Las vías con sus mesas de giro, sus durmientes de quebracho cubiertos de yuyo y tierra, y los restos de los barcos que se intuyen, por su peso, tapados de lodo, esperando el desguace final en el lecho, invisibles a los ojos humanos. Ya de regreso vuelvo a la frase de don José, que bien podría haber sido chamán o cacique en otro tiempo y terminó ahogado en el río de sus ancestros: "Sobrevivimos en el imperio del agua marrón".
Después de recorrer estos lugares destruidos, pienso que hay un daño colateral, como se dice en estos tiempos para justificar atrocidades de la guerra: el olvido. Olvidamos nuestra historia al ser tapada por el manto líquido y marrón. Seguramente son muy pocos los santafesinos que saben que acá, a doce kilómetros de la ciudad, existió un puerto de ultramar donde miles de personas trabajaban a diario.
Donde amarraban buques en camino a lugares lejanos de otros continentes, donde mujeres y hombres proyectaban sueños de grandeza. No existe programa educativo en la provincia, sospecho que ni en nación, que recuerde este tiempo.
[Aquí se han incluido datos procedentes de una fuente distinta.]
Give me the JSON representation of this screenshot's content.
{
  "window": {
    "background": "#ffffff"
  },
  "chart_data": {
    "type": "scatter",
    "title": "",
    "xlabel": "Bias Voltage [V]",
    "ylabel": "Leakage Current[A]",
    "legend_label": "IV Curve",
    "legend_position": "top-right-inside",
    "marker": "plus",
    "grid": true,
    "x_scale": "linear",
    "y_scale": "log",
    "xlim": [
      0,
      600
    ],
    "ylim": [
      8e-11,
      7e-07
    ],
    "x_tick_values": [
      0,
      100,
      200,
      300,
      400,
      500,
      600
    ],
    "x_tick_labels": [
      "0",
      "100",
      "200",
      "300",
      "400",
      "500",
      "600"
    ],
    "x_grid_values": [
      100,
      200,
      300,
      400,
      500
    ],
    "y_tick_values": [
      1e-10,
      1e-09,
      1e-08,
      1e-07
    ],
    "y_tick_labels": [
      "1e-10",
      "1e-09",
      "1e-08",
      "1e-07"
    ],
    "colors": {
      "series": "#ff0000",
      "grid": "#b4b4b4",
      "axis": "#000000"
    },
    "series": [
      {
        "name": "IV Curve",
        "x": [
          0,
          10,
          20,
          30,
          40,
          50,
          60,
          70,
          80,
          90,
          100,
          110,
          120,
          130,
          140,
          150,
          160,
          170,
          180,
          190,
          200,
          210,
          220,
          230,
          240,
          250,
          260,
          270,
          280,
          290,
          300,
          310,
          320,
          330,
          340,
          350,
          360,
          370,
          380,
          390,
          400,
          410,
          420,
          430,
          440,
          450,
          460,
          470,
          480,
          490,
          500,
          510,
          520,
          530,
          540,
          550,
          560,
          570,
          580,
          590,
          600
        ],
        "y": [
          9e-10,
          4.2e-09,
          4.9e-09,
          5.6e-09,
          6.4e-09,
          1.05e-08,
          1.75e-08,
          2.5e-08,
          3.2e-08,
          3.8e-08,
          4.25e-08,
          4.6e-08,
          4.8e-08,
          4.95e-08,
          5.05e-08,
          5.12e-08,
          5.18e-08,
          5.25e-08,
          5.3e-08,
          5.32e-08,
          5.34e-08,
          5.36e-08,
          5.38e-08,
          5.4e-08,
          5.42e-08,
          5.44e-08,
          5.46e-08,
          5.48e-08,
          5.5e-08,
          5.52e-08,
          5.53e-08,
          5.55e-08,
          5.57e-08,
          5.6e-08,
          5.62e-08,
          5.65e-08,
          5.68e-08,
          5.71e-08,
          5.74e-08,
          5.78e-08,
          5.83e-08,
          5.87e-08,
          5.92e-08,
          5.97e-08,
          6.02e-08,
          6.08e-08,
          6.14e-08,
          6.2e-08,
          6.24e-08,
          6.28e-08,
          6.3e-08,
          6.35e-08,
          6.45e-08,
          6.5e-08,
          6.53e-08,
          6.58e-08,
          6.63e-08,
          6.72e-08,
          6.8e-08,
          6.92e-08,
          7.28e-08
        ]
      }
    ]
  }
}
Tampoco la proeza de los colonizadores que cruzaron estas aguas a mediados del siglo XVII escapando del desborde en Cayastá.
Todo fue tragado por las aguas es que, como decía un viejo pescador, descendiente de colastinés, que también fue tragado por el río, habitamos en su imperio y los emperadores siempre ponen las reglas.
(*) Relatos literarios basados en hechos reales.